TEMPO.CO, Jakarta - Kecelakaan yang menewaskan Presiden Iran Ebrahim Raisi dan beberapa pejabat tinggi lainnya pada Minggu merupakan kecelakaan helikopter maut yang paling terkenal dalam beberapa tahun terakhir.
Bagi kebanyakan orang, kematian pensiunan bintang NBA Kobe Bryant, putrinya yang berusia 13 tahun, dan tujuh orang lainnya dalam sebuah kecelakaan helikopter di California empat tahun lalu masih membekas dalam benak. Kemudian, pada 2018, pengusaha Thailand Vichai Srivaddhanaprabha, yang memiliki klub sepak bola Leicester City, meninggal bersama empat orang lainnya dalam sebuah kecelakaan helikopter. Tahun sebelumnya, Troy Gentry, yang saat itu menjadi bagian dari grup musik country Montgomery Gentry, juga tewas dalam sebuah kecelakaan di New Jersey.

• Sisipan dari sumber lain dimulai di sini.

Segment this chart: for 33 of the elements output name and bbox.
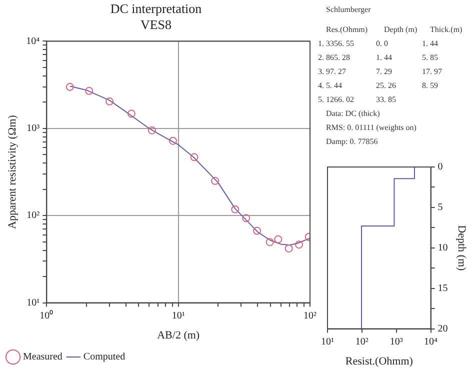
x-tick-label: 10² (304, 310, 316, 322)
y-tick-label: 20 (438, 323, 448, 334)
y-tick-label: 10¹ (26, 297, 40, 308)
chart-subtitle: VES8 (140, 16, 172, 32)
x-axis-title: Resist.(Ohmm) (345, 355, 414, 368)
y-tick-label: 10 (438, 242, 448, 254)
y-tick-label: 5 (438, 202, 443, 214)
x-tick-label: 10³ (390, 336, 403, 348)
y-tick-label: 10³ (26, 123, 40, 134)
text: 1. 3356. 55 0. 0 1. 44 (318, 39, 438, 48)
legend-label: Computed (83, 352, 126, 363)
x-tick-label: 10¹ (321, 336, 334, 348)
text: Damp: 0. 77856 (326, 136, 378, 148)
x-tick-label: 10⁰ (40, 309, 54, 322)
y-tick-label: 10⁴ (26, 36, 40, 47)
y-axis-title: Apparent resistivity (Ωm) (6, 114, 18, 229)
y-tick-label: 10² (26, 210, 40, 222)
text: Data: DC (thick) (326, 108, 380, 120)
y-tick-label: 15 (438, 282, 448, 294)
y-tick-label: 0 (438, 162, 443, 173)
text: 3. 97. 27 7. 29 17. 97 (318, 67, 442, 76)
y-axis-title: Depth (m) (456, 225, 468, 271)
x-axis-title: AB/2 (m) (157, 329, 200, 342)
x-tick-label: 10¹ (172, 310, 185, 322)
text: 5. 1266. 02 33. 85 (318, 95, 396, 104)
text: RMS: 0. 01111 (weights on) (326, 122, 416, 134)
text: 2. 865. 28 1. 44 5. 85 (318, 53, 438, 62)
legend-label: Measured (23, 352, 62, 363)
text: Schlumberger (326, 4, 372, 16)
text: Res.(Ohmm) Depth (m) Thick.(m) (326, 25, 462, 34)
text: 4. 5. 44 25. 26 8. 59 (318, 81, 438, 90)
chart-title: DC interpretation (110, 1, 202, 16)
x-tick-label: 10² (355, 336, 368, 348)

Investigasi atas kecelakaan yang menewaskan Bryant dan yang lainnya di atas Sikorsky S-76B menyimpulkan bahwa pilot mengalami disorientasi saat helikopter terbang ke lapisan awan. Ia mengira sedang mendaki padahal sebenarnya sedang terjun ke lereng bukit. Kesalahan pilot juga faktor penyebab kecelakaan yang menewaskan Gentry. Sementara itu, investigasi kecelakaan yang melibatkan Vichai menyimpulkan bahwa helikopter Leonardo AW169 jatuh karena kegagalan mekanisme rotor belakangnya.
Tidak mungkin untuk mengatakan dengan pasti apa yang mungkin menyebabkan kecelakaan di Iran pada Minggu yang menewaskan presiden Iran, Menteri Luar Negeri Iran Hossein Amir-Abdollahian dan yang lainnya. Namun satu atau beberapa faktor di bawah ini mungkin berperan.
Cuaca Buruk
Laporan awal tentang kecelakaan di Iran menunjukkan bahwa helikopter tersebut terbang di "wilayah berkabut dan bergunung-gunung di barat laut negara itu," menurut The Associated Press.

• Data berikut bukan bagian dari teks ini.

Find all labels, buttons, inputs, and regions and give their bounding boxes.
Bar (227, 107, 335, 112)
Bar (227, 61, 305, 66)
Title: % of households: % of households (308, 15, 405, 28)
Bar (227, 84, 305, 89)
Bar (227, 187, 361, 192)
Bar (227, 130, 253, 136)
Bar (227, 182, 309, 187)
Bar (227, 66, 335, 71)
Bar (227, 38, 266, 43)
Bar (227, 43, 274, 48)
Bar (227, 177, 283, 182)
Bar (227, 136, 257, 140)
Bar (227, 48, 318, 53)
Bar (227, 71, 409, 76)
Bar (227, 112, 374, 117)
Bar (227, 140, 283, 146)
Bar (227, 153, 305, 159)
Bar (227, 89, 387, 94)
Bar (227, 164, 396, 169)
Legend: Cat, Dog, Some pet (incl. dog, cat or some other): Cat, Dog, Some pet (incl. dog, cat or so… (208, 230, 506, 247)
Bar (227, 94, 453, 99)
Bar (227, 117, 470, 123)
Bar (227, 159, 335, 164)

Kondisi cuaca buruk merupakan penyebab utama kecelakaan helikopter, atau pesawat rotor. Menurut analisis yang dipresentasikan pada forum American Institute of Aeronautics and Astronautics pada 2021, 28% dari semua kecelakaan helikopter yang fatal disebabkan oleh cuaca.
"Angin terlibat dalam sebagian besar insiden, tetapi lebih jarang menyebabkan kematian. Kondisi jarak pandang yang buruk karena kombinasi dari pencahayaan yang rendah dan awan bertanggung jawab atas sebagian besar kecelakaan fatal yang berhubungan dengan cuaca," kata analisis tersebut dalam sinopsisnya.
Analisis tersebut mencatat bahwa helikopter "biasanya beroperasi pada ketinggian yang lebih rendah daripada pesawat bersayap tetap dan dapat lepas landas dan mendarat jauh dari bandara. Dengan demikian, pilot helikopter mengalami penurunan akses ke informasi cuaca karena masalah konektivitas atau jarangnya liputan cuaca di area tersebut dan pada ketinggian tersebut."
Pada Februari, lima Marinir tewas ketika CH-53E Super Stallion - helikopter terbesar yang dioperasikan oleh militer AS - menabrak pegunungan di luar San Diego saat terjadi badai.